Phase 6 — Outlier Scan (5 minutes)¶
def flag_outliers_iqr(series):
q1, q3 = series.quantile(0.25), series.quantile(0.75)
iqr = q3 - q1
lower, upper = q1 - 1.5 * iqr, q3 + 1.5 * iqr
return ((series < lower) | (series > upper)).sum()
outlier_counts = {col: flag_outliers_iqr(df[col]) for col in numeric_feats}
print(pd.Series(outlier_counts).sort_values(ascending=False))
For each column with significant outliers, look at the actual rows — not just the count.
Writing Insights, Not Just Charts¶
Every chart should produce a written finding. Use this template:
Observation: [What the data shows, quantified]
Interpretation: [Why this might be happening]
Action: [What to do with this in modelling/cleaning]
Examples:
Observation: Premium customers churn at 22% vs 35% for Basic customers.
Interpretation: Higher investment/engagement in the product may reduce churn risk.
Action: Include segment as a feature. Consider a segment-specific model.
Observation: Revenue has 8 outliers above ₹50,000 (IQR upper fence: ₹31,200).
Interpretation: Likely enterprise clients — a genuine different customer type.
Action: Do not remove. Add a binary flag is_enterprise for the model.
Observation: support_calls and churn_rate have a Pearson r of 0.71.
Interpretation: Dissatisfied customers call more before leaving.
Action: Strong candidate for a model feature. Consider interaction with recency.
Quantity of insights
A good EDA on a business dataset should produce at least 10 written insights — not 10 charts. If you have 40 charts and 2 sentences, you did visualisation, not analysis.
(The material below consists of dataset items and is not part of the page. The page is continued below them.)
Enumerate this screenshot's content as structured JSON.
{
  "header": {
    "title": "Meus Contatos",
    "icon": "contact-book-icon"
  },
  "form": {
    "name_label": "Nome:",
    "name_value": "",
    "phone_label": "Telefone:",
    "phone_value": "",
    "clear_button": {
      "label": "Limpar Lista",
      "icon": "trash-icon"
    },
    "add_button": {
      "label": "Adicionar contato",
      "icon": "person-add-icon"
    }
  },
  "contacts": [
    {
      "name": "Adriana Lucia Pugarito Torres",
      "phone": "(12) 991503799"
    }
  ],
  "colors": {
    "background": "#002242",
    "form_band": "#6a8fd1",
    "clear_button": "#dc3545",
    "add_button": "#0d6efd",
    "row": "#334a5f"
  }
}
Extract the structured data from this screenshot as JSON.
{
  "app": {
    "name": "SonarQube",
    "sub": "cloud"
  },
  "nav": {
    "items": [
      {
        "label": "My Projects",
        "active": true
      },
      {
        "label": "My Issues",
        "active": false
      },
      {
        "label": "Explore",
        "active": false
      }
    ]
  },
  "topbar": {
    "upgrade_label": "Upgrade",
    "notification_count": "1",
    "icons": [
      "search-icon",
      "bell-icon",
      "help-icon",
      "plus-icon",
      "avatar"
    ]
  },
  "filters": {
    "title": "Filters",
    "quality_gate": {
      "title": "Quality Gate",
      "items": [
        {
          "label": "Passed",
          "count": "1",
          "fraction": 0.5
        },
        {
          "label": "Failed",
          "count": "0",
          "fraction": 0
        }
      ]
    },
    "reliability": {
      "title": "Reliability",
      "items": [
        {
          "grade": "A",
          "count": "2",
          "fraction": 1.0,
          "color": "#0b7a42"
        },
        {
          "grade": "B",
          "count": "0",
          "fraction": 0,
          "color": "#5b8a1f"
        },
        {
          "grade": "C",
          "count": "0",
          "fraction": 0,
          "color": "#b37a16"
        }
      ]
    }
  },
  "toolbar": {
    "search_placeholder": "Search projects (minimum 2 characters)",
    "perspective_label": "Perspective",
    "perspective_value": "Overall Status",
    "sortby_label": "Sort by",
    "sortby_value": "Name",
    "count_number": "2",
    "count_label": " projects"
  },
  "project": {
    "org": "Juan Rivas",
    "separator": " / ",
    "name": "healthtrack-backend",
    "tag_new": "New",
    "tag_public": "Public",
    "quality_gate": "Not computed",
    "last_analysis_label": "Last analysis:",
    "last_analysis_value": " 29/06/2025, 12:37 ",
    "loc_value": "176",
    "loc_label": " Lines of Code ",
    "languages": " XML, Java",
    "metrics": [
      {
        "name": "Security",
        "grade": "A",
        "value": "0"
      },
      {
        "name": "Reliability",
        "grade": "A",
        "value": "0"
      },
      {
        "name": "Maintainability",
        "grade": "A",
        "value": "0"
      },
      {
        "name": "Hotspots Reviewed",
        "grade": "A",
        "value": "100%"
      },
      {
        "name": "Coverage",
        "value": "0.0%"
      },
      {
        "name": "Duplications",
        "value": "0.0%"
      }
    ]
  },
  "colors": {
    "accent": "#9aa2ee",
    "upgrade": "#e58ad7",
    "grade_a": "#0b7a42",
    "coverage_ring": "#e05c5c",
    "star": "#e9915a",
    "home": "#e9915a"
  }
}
EDA Deliverable Checklist¶
Before handing off to modelling, confirm you have:
- [ ] Documented what each row represents
- [ ] Identified the target variable
- [ ] Logged all missing value patterns and your handling decision for each
- [ ] Noted all duplicate rows and whether they were removed
- [ ] Flagged impossible/suspicious values
- [ ] Produced distribution plots for all numeric features
- [ ] Produced value_counts for all categorical features
- [ ] Analysed each feature against the target
- [ ] Identified highly correlated feature pairs
- [ ] Flagged outliers and decided: error, genuine extreme, or separate segment
- [ ] Written at least 8 insights in the Observation / Interpretation / Action format
- [ ] Listed 3+ feature engineering ideas that came out of the analysis
Common EDA Mistakes¶
Plotting without a question
"Let me just see what this looks like" produces nothing useful. Before every chart, state the question it answers. "Does ad spend predict revenue?" "Do churned customers make more support calls?"
Doing EDA once
EDA is not a one-time step. After feature engineering, run it again. After merging in new data, run it again. After a model performs unexpectedly, run it again. The data changes, and your understanding of it should too.
Reporting outliers without investigating
Flagging outliers and then dropping them is not analysis — it is data loss. Investigate each outlier. Sometimes they are the most interesting rows in the dataset.